Caesars Entertainment Operating Co. Needs $3.8 billion in Cash to Leave Bankruptcy

by San Antonio Attorney

The main unit of Caesars Entertainment Corporation has taken steps to raise a total of $3.8 billion in cash so that it can leave bankruptcy, as stated on court papers filed on Wednesday.

After almost two years of legal battle, the subsidiary was able to get support from almost all of its creditors for a comprehensive plan to exit from bankruptcy in 2017.

The reorganization plan of Caesars Entertainment Operating Co Inc. involves dividing Caesars’ core bankrupt entity into a real estate investment trust and casino operator, which creditors will have control of.

If the U.S. Bankruptcy Court approves the plan on January, the company should have a minimum of $1.8 billion in fresh funding for the real estate investment trust, plus $1.2 billion for the casino.

CEOC filed for bankruptcy in January 2015 owing $18 billion to creditors.

The parent company of Caesars has guaranteed around $5 billion to the reorganization plan as part of an agreement that will stop creditors from making claims worth billions of dollars.

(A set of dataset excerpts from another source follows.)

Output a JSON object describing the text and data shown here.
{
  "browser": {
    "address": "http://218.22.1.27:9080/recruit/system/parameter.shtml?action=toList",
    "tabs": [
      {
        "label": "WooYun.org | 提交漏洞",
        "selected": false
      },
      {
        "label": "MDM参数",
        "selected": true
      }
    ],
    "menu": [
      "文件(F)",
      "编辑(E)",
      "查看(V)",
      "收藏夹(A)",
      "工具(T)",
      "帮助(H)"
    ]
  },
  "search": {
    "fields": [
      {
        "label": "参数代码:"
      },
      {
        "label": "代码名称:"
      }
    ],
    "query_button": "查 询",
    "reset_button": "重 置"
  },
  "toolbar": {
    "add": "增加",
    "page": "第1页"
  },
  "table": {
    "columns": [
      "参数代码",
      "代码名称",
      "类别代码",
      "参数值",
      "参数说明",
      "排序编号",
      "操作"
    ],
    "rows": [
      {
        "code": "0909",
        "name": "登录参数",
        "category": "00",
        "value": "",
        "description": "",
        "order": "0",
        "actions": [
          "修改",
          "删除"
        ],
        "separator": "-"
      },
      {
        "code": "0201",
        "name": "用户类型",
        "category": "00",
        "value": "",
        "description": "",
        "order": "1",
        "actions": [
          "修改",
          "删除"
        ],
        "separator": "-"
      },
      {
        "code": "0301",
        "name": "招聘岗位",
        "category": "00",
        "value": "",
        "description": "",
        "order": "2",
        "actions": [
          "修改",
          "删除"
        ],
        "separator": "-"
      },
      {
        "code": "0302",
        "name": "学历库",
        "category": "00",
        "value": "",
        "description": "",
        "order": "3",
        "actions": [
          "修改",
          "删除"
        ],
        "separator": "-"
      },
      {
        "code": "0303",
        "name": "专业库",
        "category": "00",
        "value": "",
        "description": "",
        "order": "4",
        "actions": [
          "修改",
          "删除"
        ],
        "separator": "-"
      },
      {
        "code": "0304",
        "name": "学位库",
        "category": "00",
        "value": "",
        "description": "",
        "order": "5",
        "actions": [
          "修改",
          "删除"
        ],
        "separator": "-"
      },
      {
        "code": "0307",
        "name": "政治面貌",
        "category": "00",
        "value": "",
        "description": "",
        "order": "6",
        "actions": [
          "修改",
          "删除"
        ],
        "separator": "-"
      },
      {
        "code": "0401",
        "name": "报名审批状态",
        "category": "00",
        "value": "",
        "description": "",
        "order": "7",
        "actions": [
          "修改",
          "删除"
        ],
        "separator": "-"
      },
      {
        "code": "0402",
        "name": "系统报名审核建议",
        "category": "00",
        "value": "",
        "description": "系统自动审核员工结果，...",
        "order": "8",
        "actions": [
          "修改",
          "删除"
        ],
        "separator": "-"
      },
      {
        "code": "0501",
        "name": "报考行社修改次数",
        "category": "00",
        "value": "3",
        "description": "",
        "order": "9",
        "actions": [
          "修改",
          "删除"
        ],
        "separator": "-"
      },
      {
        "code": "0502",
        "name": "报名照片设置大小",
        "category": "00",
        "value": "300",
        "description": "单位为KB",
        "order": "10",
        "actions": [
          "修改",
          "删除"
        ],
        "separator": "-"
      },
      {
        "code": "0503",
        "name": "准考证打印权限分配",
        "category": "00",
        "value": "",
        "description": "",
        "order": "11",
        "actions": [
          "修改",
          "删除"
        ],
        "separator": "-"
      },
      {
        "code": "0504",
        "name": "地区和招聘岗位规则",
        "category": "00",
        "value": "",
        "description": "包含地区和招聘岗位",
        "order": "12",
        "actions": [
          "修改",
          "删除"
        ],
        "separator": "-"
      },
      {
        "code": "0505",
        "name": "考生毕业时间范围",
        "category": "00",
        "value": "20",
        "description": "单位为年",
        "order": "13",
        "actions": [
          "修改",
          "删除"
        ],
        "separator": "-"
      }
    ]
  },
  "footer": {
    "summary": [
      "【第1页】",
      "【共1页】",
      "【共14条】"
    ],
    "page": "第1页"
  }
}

In order to raise fund for the plan, creditors Caesars will get shares in a new entity it will form by integrating with Caesars Acquisition Co (CAC), which already decided to sell its Internet games unit for the price of $4.4 billion.

That cash could be useful to the new casino operator, according to Caesars.

Based on CEOC’s court filing, the overall fresh funding is a stipulation to finance creditor payout under its restructuring plan, over and above other unstipulated necessities.

The casino entity sought for court’s permission to hire Millstein & Co, which served has been its bankruptcy adviser, to administer the financing process.